The collapse at the bottom
When computers arrived, typists felt safe as typing seemed an essential office skill.
But machines reshaped everything and within a few years, everyone could type. Those who retrained early adapted. Those who didn’t saw their careers disappear almost overnight.
The internet repeated the pattern. Shop assistants and cashiers once dismissed online sales as a fad. Then e-commerce swallowed retail giants like Borders and Toys “R” Us, taking tens of thousands of jobs with them.

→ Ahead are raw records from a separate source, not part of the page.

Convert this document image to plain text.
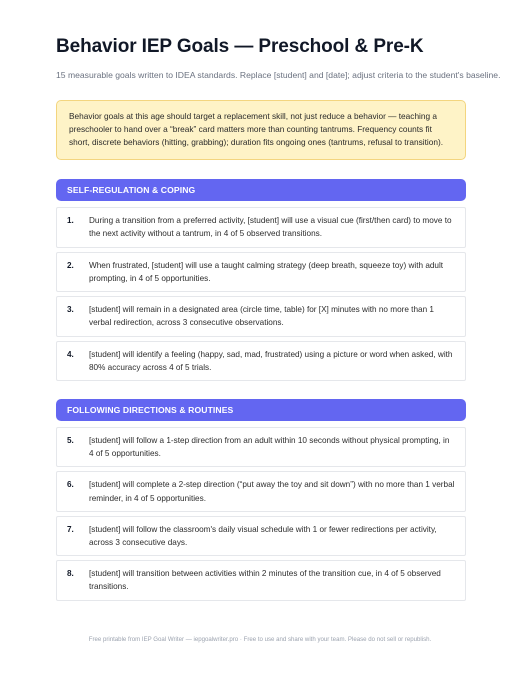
Behavior IEP Goals — Preschool & Pre-K
15 measurable goals written to IDEA standards. Replace [student] and [date]; adjust criteria to the student's baseline.
Behavior goals at this age should target a replacement skill, not just reduce a behavior — teaching a preschooler to hand over a “break” card matters more than counting tantrums. Frequency counts fit short, discrete behaviors (hitting, grabbing); duration fits ongoing ones (tantrums, refusal to transition).
SELF-REGULATION & COPING
1.	During a transition from a preferred activity, [student] will use a visual cue (first/then card) to move to the next activity without a tantrum, in 4 of 5 observed transitions.
2.	When frustrated, [student] will use a taught calming strategy (deep breath, squeeze toy) with adult prompting, in 4 of 5 opportunities.
3.	[student] will remain in a designated area (circle time, table) for [X] minutes with no more than 1 verbal redirection, across 3 consecutive observations.
4.	[student] will identify a feeling (happy, sad, mad, frustrated) using a picture or word when asked, with 80% accuracy across 4 of 5 trials.
FOLLOWING DIRECTIONS & ROUTINES
5.	[student] will follow a 1-step direction from an adult within 10 seconds without physical prompting, in 4 of 5 opportunities.
6.	[student] will complete a 2-step direction (“put away the toy and sit down”) with no more than 1 verbal reminder, in 4 of 5 opportunities.
7.	[student] will follow the classroom's daily visual schedule with 1 or fewer redirections per activity, across 3 consecutive days.
8.	[student] will transition between activities within 2 minutes of the transition cue, in 4 of 5 observed transitions.
Free printable from IEP Goal Writer — iepgoalwriter.pro · Free to use and share with your team. Please do not sell or republish.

AI is repeating those cycles, only faster and deeper
History tells us: waiting for certainty is the surest way to be left behind
Professions in the Crosshairs
AI isn’t starting with factory workers this time.
It’s targeting the foundation of the professional class i.e. entry-level white-collar roles.

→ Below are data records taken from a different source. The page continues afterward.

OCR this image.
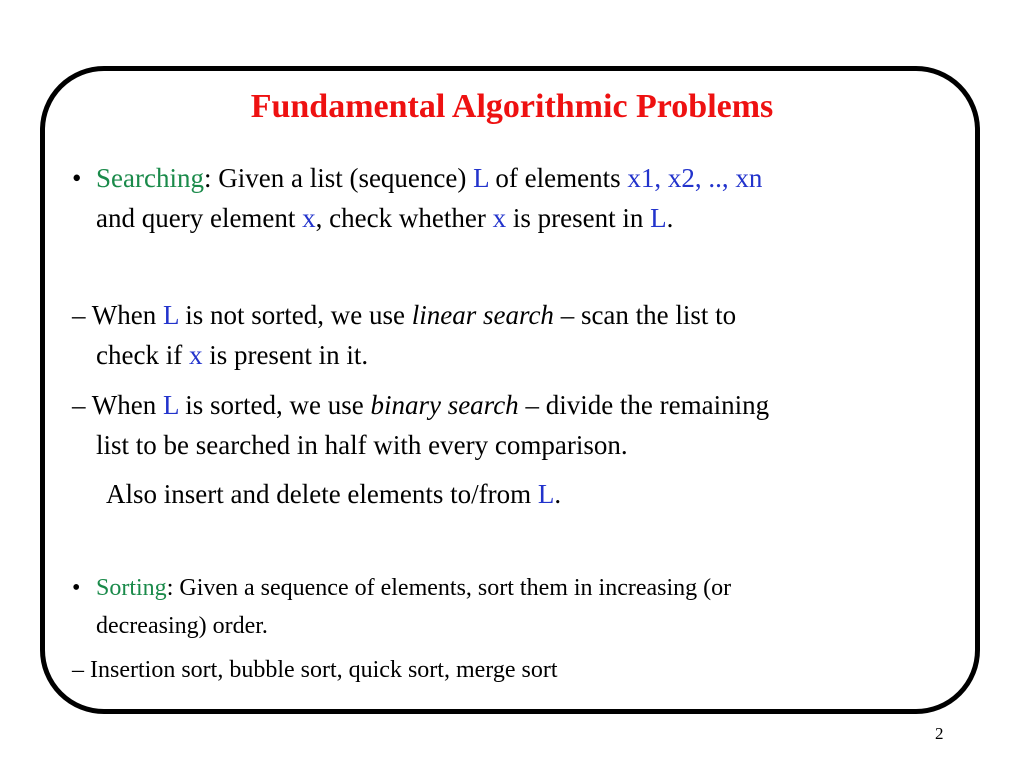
Fundamental Algorithmic Problems

• Searching: Given a list (sequence) L of elements x1, x2, .., xn

and query element x, check whether x is present in L.

– When L is not sorted, we use linear search – scan the list to

check if x is present in it.

– When L is sorted, we use binary search – divide the remaining

list to be searched in half with every comparison.

Also insert and delete elements to/from L.

• Sorting: Given a sequence of elements, sort them in increasing (or

decreasing) order.

– Insertion sort, bubble sort, quick sort, merge sort

2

- The paralegal searching case law.
- The junior analyst crunching spreadsheets.
- The strategy consultant’s apprentice.
- The Junior coders.
- The customer-service agents.
- The junior graphic designers.
These jobs have always been the bottom rungs of the career ladder, the place where new graduates cut their teeth, prove themselves, and climb higher.
AI is ripping those rungs out. Without them, the ladder itself starts to collapse.
- A lawyer can’t emerge without years of grunt research.
- A CFO doesn’t spring fully formed without once being a junior analyst.
- A creative director once designed the humble logo.
If AI swallows the entry-level, what happens to the pipeline of human expertise?
The Safe Havens
Some professions will hold firm for now because they depend on the messy, relational, deeply human skills that machines still struggle to mimic e.g.
- Teachers – Empathy, mentorship, and social development can’t be automated.
- Healthcare providers – Trust and human judgment remain irreplaceable.
- Skilled trades – Electricians, plumbers, builders due to physical adaptability.
- Leadership & negotiation – Contextual strategy, trust, emotional nuance.
- Creative direction – Big ideas and cultural resonance beyond mimicry.
These aren’t just “safe jobs.” They’re the anchors of social stability
The epicenters of risk
Some economies stand directly on the fault lines.
- India: Jobs concentration in outsourced IT and back-office services.
- Eastern Europe: Jobs in IT outsourcing and translation.
- China and the U.S as the leaders of AI will also create the most disruption in their own economies.
This is not just an employment issue; it’s a geopolitical one. Economies built on exporting digital labor are staring at an existential challenge.
What happens when the digital labor itself becomes automated?
Aftershocks: Chaos or Course Correction?
Mass unemployment among educated workers breeds disillusionment and, in some societies, unrest.
If hundreds of millions feel excluded from the future, the result won’t be efficiency. It will be instability.
Governments and businesses must act fast:
- Reskill at scale. Treat digital and AI-complementary skills as public infrastructure, not optional extras.
- Protect the professions that hold society together. Teaching, healthcare, and skilled trades need renewed investment as they build resilience for generations.
- Rebuild the career ladder. If entry-level jobs vanish, design new ways for people to gain real-world experience e.g. apprenticeships, human–AI collaboration programs, or structured early-career learning ecosystems.
A new social contract for work
Past industrial revolutions unfolded over decades. AI is compressing that upheaval into years.
Without deliberate action, we risk a hollowed-out middle class, a stranded generation, and a destabilized world.
Imagine every worker in the EU suddenly at risk and then add tens of millions more.
That’s the scale of the AI Jobquake already rumbling beneath us.
The question isn’t whether AI will transform work.
It’s whether we can keep the ground firm enough beneath our feet to stop the quake from turning into collapse.